The first issue was discovered in Gemini’s Cloud Assist, which analyzes and summarizes Google Cloud logs. Researchers found that Gemini was processing raw log entries directly, rather than just metadata. By injecting malicious instructions into fields such as HTTP headers, attackers could trick Gemini into executing unauthorized cloud queries. These could include scanning for public assets or misconfigurations, with results embedded into clickable links — all triggered by a user simply pressing “Explain this log entry.”

A second flaw exploited Gemini’s ability to personalize responses based on a user’s Chrome search history. Researchers demonstrated that if an attacker could manipulate this history — for example, via malicious JavaScript — it could effectively become a prompt. In controlled tests, they used this method to exfiltrate location data and saved user information by embedding instructions Gemini would later interpret as legitimate queries.

The final vulnerability involved Gemini’s Browsing Tool, which fetches live content from external websites. Researchers found they could prompt Gemini to include sensitive user data in requests sent to attacker-controlled servers. The exfiltration occurred silently, without any visual clues in the model’s output, by hiding data inside network requests triggered during browsing.

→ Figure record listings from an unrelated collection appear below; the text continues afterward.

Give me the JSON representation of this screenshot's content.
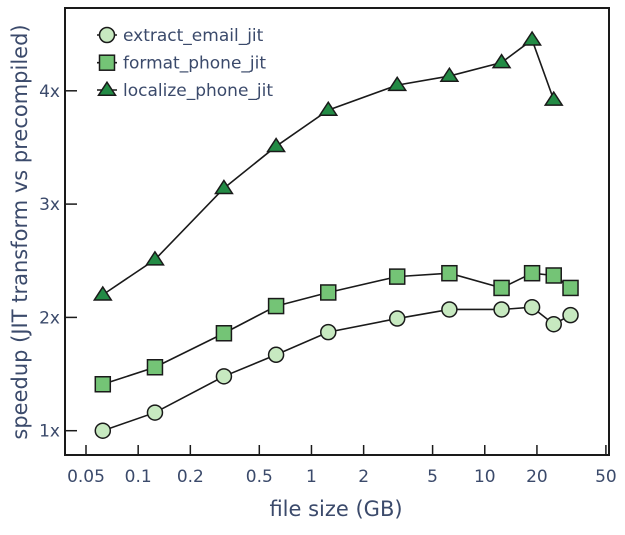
{
  "chart_data": {
    "type": "line",
    "title": "",
    "xlabel": "file size (GB)",
    "ylabel": "speedup (JIT transform vs precompiled)",
    "xscale": "log",
    "xlim": [
      0.042,
      52
    ],
    "ylim": [
      0.79,
      4.73
    ],
    "xticks": [
      0.05,
      0.1,
      0.2,
      0.5,
      1,
      2,
      5,
      10,
      20,
      50
    ],
    "xtick_labels": [
      "0.05",
      "0.1",
      "0.2",
      "0.5",
      "1",
      "2",
      "5",
      "10",
      "20",
      "50"
    ],
    "yticks": [
      1,
      2,
      3,
      4
    ],
    "ytick_labels": [
      "1x",
      "2x",
      "3x",
      "4x"
    ],
    "grid": false,
    "legend_position": "upper left",
    "series": [
      {
        "name": "extract_email_jit",
        "marker": "circle",
        "color": "#c7e9c0",
        "x": [
          0.0625,
          0.125,
          0.3125,
          0.625,
          1.25,
          3.125,
          6.25,
          12.5,
          18.75,
          25,
          31.25
        ],
        "values": [
          1.0,
          1.16,
          1.48,
          1.67,
          1.87,
          1.99,
          2.07,
          2.07,
          2.09,
          1.94,
          2.02
        ]
      },
      {
        "name": "format_phone_jit",
        "marker": "square",
        "color": "#74c476",
        "x": [
          0.0625,
          0.125,
          0.3125,
          0.625,
          1.25,
          3.125,
          6.25,
          12.5,
          18.75,
          25,
          31.25
        ],
        "values": [
          1.41,
          1.56,
          1.86,
          2.1,
          2.22,
          2.36,
          2.39,
          2.26,
          2.39,
          2.37,
          2.26
        ]
      },
      {
        "name": "localize_phone_jit",
        "marker": "triangle",
        "color": "#238b45",
        "x": [
          0.0625,
          0.125,
          0.3125,
          0.625,
          1.25,
          3.125,
          6.25,
          12.5,
          18.75,
          25
        ],
        "values": [
          2.2,
          2.51,
          3.14,
          3.51,
          3.83,
          4.05,
          4.13,
          4.25,
          4.45,
          3.92
        ]
      }
    ]
  },
  "style": {
    "text_color": "#3b4a6b",
    "axis_color": "#1a1a1a",
    "line_color": "#1a1a1a"
  }
}
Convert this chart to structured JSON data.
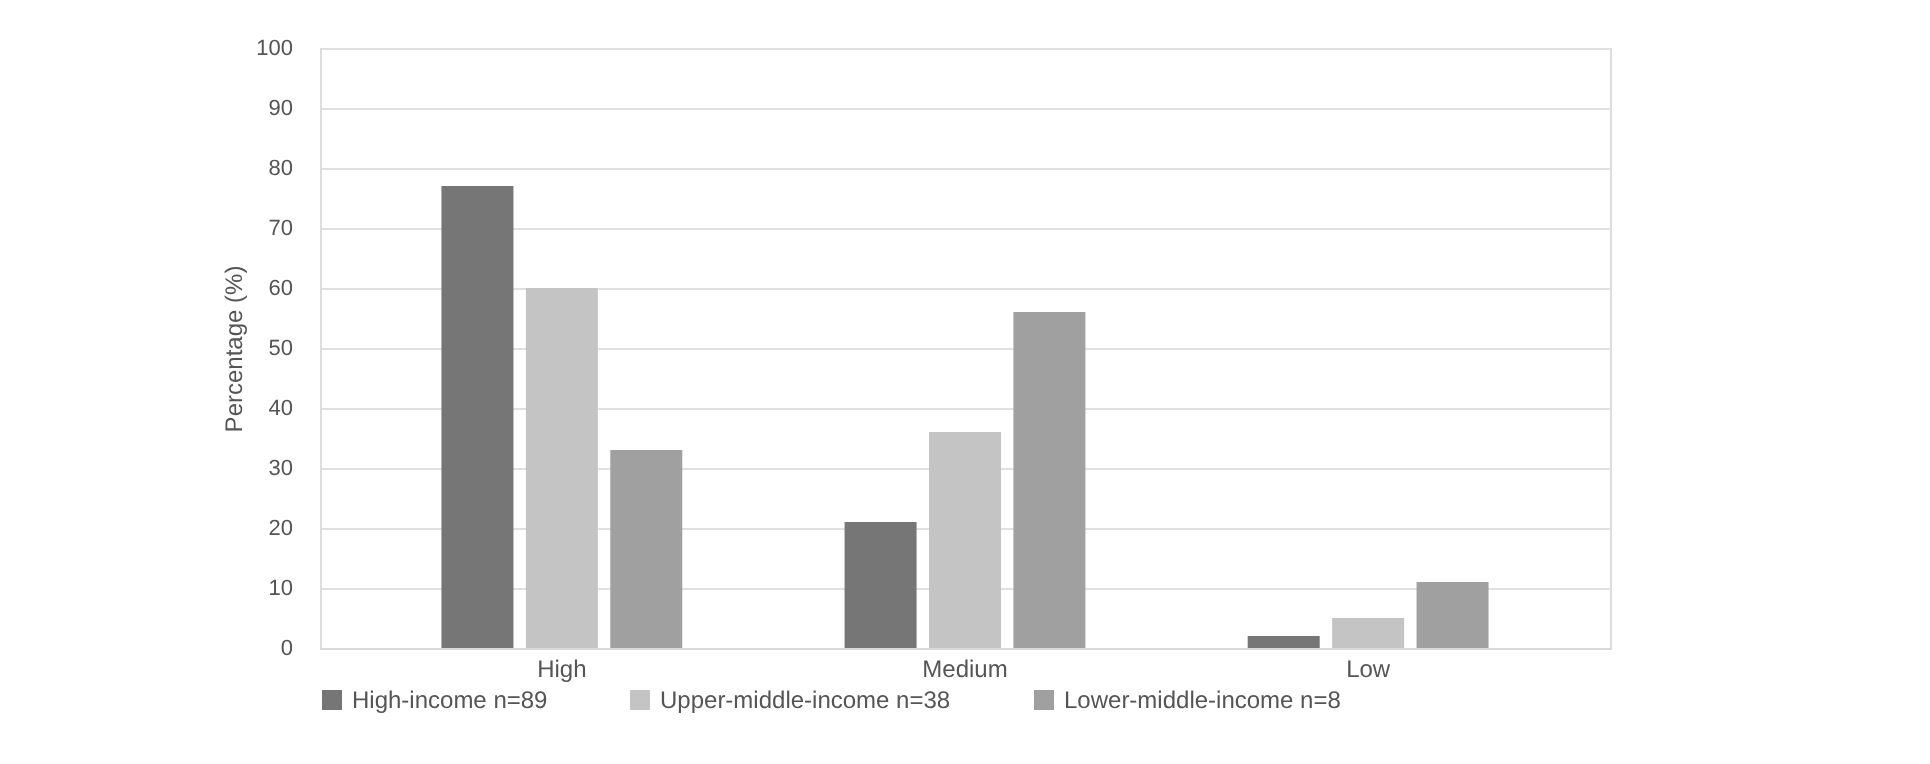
{
  "chart_data": {
    "type": "bar",
    "ylabel": "Percentage (%)",
    "categories": [
      "High",
      "Medium",
      "Low"
    ],
    "series": [
      {
        "name": "High-income n=89",
        "color": "#767676",
        "values": [
          77,
          21,
          2
        ]
      },
      {
        "name": "Upper-middle-income n=38",
        "color": "#c4c4c4",
        "values": [
          60,
          36,
          5
        ]
      },
      {
        "name": "Lower-middle-income n=8",
        "color": "#a0a0a0",
        "values": [
          33,
          56,
          11
        ]
      }
    ],
    "ylim": [
      0,
      100
    ],
    "yticks": [
      0,
      10,
      20,
      30,
      40,
      50,
      60,
      70,
      80,
      90,
      100
    ],
    "grid": "y",
    "legend": "bottom"
  }
}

Google has since patched all three vulnerabilities following responsible disclosure. However, the research highlights systemic challenges in integrating AI with tools that process live or historical user data. When systems treat external inputs — like logs or browser history — as trusted context, they become vulnerable to prompt manipulation. Organizations deploying similar AI features are advised to apply strict input validation, limit external tool access, and monitor model behavior to reduce the risk of misuse.